Natürlich gibt es auch Schriftsteller, die sich weniger Mühe gaben, zumindest hin und wieder. Die Methode, eine Stunde lang an einer einzigen Periode zu feilen, oder einen Spaziergang zum Zweck der Wortsuche zu unternehmen, lässt sich, aus ökonomischen wie anderen Gründen, nicht lange durchhalten; und selbst Musil ging nicht so weit, alle Kapitel seines Romans zwanzig Mal umzuschreiben (sonst wäre der Torso weniger breit ausgefallen). So finden sich in der Literatur zum Glück genug Fälle von Nachlässigkeit, um dieses Kapitel mit einer Reihe von Beispielen zu versorgen.
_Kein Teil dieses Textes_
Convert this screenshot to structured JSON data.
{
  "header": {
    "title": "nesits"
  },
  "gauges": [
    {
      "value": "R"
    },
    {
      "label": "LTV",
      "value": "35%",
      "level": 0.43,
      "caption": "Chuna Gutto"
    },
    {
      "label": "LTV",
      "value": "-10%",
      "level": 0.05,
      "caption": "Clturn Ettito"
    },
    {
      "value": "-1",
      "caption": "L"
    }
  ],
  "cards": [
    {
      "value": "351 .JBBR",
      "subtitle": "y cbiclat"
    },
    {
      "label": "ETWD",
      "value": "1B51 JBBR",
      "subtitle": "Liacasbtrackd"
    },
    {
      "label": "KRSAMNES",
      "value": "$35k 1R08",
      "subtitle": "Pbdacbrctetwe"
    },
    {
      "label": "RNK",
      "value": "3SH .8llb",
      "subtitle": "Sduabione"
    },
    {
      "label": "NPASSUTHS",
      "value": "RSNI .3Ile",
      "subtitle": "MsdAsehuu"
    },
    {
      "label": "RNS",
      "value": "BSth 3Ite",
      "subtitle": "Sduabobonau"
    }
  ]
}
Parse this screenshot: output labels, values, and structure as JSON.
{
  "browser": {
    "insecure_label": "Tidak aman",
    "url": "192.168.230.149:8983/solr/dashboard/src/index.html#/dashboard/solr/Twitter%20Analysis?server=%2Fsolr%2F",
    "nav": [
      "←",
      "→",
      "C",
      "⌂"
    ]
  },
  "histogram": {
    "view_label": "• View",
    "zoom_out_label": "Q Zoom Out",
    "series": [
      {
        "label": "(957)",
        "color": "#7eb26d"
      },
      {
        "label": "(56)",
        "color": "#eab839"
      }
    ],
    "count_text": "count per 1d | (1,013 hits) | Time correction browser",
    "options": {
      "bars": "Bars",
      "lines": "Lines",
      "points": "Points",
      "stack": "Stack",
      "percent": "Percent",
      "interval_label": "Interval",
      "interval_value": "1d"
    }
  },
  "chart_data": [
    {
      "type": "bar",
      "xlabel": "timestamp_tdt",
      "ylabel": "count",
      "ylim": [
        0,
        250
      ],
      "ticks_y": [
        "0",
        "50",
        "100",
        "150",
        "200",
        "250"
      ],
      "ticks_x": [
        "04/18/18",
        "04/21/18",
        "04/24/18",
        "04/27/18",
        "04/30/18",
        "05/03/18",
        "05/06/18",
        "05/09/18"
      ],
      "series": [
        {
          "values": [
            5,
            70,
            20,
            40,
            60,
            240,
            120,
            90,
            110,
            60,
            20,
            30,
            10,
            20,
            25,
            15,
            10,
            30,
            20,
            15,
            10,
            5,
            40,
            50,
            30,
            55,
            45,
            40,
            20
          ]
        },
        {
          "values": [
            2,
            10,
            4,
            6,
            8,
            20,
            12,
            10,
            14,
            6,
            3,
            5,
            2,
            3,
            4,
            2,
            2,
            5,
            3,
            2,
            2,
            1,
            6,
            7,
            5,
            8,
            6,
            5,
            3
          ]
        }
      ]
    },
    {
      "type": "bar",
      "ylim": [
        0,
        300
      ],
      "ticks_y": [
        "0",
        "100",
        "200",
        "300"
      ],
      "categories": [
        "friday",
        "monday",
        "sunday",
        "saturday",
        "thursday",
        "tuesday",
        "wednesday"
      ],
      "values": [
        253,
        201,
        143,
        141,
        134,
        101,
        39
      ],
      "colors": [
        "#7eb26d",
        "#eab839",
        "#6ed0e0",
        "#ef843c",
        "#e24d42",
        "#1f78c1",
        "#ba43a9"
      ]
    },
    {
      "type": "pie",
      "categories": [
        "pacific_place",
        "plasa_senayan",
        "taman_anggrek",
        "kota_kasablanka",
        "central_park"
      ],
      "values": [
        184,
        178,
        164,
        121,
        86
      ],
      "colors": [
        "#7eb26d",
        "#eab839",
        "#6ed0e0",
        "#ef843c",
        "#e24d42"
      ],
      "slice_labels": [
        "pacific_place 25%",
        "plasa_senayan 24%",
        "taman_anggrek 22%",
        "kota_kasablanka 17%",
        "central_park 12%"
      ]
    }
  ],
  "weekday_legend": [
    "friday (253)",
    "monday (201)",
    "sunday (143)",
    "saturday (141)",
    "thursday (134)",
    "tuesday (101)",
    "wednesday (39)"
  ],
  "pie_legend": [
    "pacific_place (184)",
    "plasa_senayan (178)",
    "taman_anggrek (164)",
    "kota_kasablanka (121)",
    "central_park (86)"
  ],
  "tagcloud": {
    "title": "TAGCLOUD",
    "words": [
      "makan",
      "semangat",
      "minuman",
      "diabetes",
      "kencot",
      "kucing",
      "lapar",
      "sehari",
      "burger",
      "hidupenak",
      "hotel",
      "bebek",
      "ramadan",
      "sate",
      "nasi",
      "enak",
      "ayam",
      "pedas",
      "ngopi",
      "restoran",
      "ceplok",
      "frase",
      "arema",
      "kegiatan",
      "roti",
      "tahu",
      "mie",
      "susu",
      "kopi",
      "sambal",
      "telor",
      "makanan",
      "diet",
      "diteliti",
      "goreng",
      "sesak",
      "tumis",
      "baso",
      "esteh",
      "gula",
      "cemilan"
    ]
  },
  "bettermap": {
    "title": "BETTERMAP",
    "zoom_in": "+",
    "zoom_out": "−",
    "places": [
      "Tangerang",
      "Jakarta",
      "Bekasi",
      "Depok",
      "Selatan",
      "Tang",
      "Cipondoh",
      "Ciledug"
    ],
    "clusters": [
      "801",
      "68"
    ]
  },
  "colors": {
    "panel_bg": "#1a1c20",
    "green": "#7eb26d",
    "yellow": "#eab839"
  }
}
Klaus Mann leistete sich in seinem Roman »Treffpunkt im Unendlichen« ein halb komisches, halb peinliches Versehen. Der Held des Buches, Sebastian, wohnt in einem Berliner Hotel; die Nummer seines Zimmers gibt Klaus Mann einmal mit »Elf«, dann mit »Zwölf« an. Hermann Hesse, der eine Rezension des Werkes schrieb, bemerkte den Fehler und war nicht bereit, ihn auf humorvolle Art zu nehmen. Die falsche Nummer zeige, dass der Autor es an der nötigen Sorgfalt habe fehlen lassen; das »hübsche Buch« sei bloß für den Augenblick geschrieben, es verliere durch den Lapsus »an innerem Gewicht, an Verantwortung, an Echtheit und Substanz, alles wegen dieser dummen Nummer Zwölf«. Klaus Mann war über dieses Urteil zerknirscht; er antwortete Hesse in einem ausführlichen Brief, dass er den Ausrutscher von Herzen bedaure. »Wie sehr schäme ich mich nun wegen Nummer Zwölf! Wie konnte mir das passieren – und, denken Sie sich, ich hatte es bis jetzt nicht gemerkt!« – Ob diese Selbstbezichtigung auf Hesse großen Eindruck gemacht hat, lässt sich bezweifeln. Dass Klaus Mann den Fehler »nicht gemerkt« hatte, war ja gerade das Problem.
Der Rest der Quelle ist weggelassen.